“Maka perlu diatur dalam revisi UU ITE terkait sarana teknologi yang bisa menimbulkan delik pidana,” ujarnya.
Sebelumnya, koalisi masyarakat sipil mendesak pemerintah dan DPR segera merevisi UU ITE. Wakil Ketua Bidang Advokasi dan Jaringan Yayasan Lembaga Bantuan Hukum Indoneosia (YLBHI) Arif Maulana, menilai revisi 19/2016 amatlah penting sebagaimana pernyataan Presiden Joko Widodo beberapa waktu lalu menyebut revisi UU ITE penting dilakukan jika dianggap multitafsir dan rentan mengkriminalkan warga. Alih-alih merevisi UU 19/2016 pemerintah malah menerbitkan Surat Keputusan Bersama (SKB) 3 Menteri Tahun 2021 tentang Pedoman Implementasi Pasal Tertentu dalam UU 19/2016.

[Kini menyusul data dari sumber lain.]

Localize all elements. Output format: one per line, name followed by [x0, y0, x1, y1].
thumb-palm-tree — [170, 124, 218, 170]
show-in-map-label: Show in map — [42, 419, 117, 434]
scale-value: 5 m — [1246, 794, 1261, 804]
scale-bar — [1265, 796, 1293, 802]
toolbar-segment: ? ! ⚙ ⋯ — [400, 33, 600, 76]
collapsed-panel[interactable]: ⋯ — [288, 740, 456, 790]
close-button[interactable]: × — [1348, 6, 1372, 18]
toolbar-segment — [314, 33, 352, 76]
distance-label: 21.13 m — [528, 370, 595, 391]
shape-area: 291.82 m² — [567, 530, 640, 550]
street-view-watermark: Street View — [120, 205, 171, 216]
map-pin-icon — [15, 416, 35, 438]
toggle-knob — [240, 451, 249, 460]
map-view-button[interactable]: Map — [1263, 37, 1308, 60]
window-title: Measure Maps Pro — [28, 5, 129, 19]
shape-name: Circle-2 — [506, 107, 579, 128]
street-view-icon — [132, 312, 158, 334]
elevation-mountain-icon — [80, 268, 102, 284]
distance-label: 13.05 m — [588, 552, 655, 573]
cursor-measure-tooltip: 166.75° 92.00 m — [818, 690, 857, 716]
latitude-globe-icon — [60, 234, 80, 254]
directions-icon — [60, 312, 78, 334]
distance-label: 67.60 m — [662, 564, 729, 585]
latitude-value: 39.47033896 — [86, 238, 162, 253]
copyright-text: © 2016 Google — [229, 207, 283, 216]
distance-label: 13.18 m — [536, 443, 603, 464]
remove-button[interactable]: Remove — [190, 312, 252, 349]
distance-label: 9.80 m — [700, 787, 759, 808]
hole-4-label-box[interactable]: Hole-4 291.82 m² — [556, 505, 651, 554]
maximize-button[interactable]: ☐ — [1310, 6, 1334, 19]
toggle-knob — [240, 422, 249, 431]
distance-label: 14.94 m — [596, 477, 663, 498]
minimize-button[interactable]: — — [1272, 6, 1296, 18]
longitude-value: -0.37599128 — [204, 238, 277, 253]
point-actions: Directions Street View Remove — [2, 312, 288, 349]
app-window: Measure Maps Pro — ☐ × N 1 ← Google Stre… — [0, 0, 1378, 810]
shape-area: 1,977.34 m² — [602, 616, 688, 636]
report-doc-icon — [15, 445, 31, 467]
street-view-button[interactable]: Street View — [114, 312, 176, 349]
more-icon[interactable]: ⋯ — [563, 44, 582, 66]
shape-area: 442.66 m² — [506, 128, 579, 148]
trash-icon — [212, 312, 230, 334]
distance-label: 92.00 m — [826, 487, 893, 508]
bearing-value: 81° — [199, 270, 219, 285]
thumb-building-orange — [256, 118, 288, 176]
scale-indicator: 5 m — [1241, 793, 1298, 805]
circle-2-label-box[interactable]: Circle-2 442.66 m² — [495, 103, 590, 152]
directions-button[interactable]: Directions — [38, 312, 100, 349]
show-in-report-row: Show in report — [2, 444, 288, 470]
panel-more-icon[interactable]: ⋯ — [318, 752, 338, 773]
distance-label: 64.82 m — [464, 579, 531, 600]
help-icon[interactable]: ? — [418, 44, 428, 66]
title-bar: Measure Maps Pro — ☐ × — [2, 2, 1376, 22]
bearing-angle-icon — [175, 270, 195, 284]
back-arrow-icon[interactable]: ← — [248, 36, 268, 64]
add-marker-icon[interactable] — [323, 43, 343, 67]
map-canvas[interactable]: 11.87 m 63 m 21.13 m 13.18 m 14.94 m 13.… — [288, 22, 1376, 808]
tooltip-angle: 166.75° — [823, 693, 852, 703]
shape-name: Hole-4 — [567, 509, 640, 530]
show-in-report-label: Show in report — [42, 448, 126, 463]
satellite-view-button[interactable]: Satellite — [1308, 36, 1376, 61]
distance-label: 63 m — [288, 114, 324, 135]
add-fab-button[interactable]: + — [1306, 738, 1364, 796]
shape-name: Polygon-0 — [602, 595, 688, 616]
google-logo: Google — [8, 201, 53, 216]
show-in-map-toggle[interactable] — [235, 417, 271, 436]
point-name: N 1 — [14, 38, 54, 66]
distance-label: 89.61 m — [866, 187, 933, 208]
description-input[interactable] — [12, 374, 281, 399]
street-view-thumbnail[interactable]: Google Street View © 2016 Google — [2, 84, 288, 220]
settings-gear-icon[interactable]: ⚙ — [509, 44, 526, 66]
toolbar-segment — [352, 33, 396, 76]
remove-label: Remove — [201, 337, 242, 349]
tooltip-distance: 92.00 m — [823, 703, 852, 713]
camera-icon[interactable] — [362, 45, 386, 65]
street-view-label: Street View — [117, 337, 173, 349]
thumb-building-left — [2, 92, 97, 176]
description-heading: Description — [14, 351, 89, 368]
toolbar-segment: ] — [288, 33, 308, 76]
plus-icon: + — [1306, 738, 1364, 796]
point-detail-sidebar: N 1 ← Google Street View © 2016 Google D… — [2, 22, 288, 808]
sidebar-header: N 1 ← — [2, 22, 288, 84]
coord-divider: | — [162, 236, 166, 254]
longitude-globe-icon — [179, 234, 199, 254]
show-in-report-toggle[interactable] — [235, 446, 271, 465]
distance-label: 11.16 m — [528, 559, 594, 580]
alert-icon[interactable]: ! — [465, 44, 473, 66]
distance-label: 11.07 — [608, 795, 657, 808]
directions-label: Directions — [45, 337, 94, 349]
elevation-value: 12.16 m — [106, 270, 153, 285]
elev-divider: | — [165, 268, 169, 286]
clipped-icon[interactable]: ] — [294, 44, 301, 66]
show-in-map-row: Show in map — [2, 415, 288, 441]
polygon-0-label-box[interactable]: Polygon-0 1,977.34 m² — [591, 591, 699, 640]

Tapi setelah SKB itu terbit, koalisi mencatat jumlah masyarakat yang dikriminalisasi menggunakan UU ITE masih terjadi. Melansir data Safenet, Arif mencatat dari 84 kasus pemidanaan terhadap masyarakat sipil 64 kasus diantaranya menggunakan UU 19/2016. Sementara data Amnesty International mencatat, ada 332 orang dituduh melanggar pasal dalam UU 19/2016 yang multitafsir.
“Semua kasus kriminalisasi itu terjadi justru setelah SKB terbit,” katanya dalam konferensi pers, Senin (13/03/2023) kemarin.
Ditambah indeks demokrasi di Indonesia setiap tahun terus turun, di mana salah satu indikatornya adalah kebebasan sipil. Ukurannya bagaimana masyarakat bebas berpendapat, dan berekspresi termasuk melayangkan kritik terhadap pemerintahan. Indeks demokrasi yang semakin terpuruk itu tak hanya terjadi di ranah luring tapi juga daring. Dia menilai, UU 19/2016 menjadi salah satu regulasi yang mengancam demokrasi dan hak asasi manusia (HAM).
“Oleh karena itu sudah tidak bisa ditawar lagi, UU ITE harus segera dibenahi,” imbuhnya.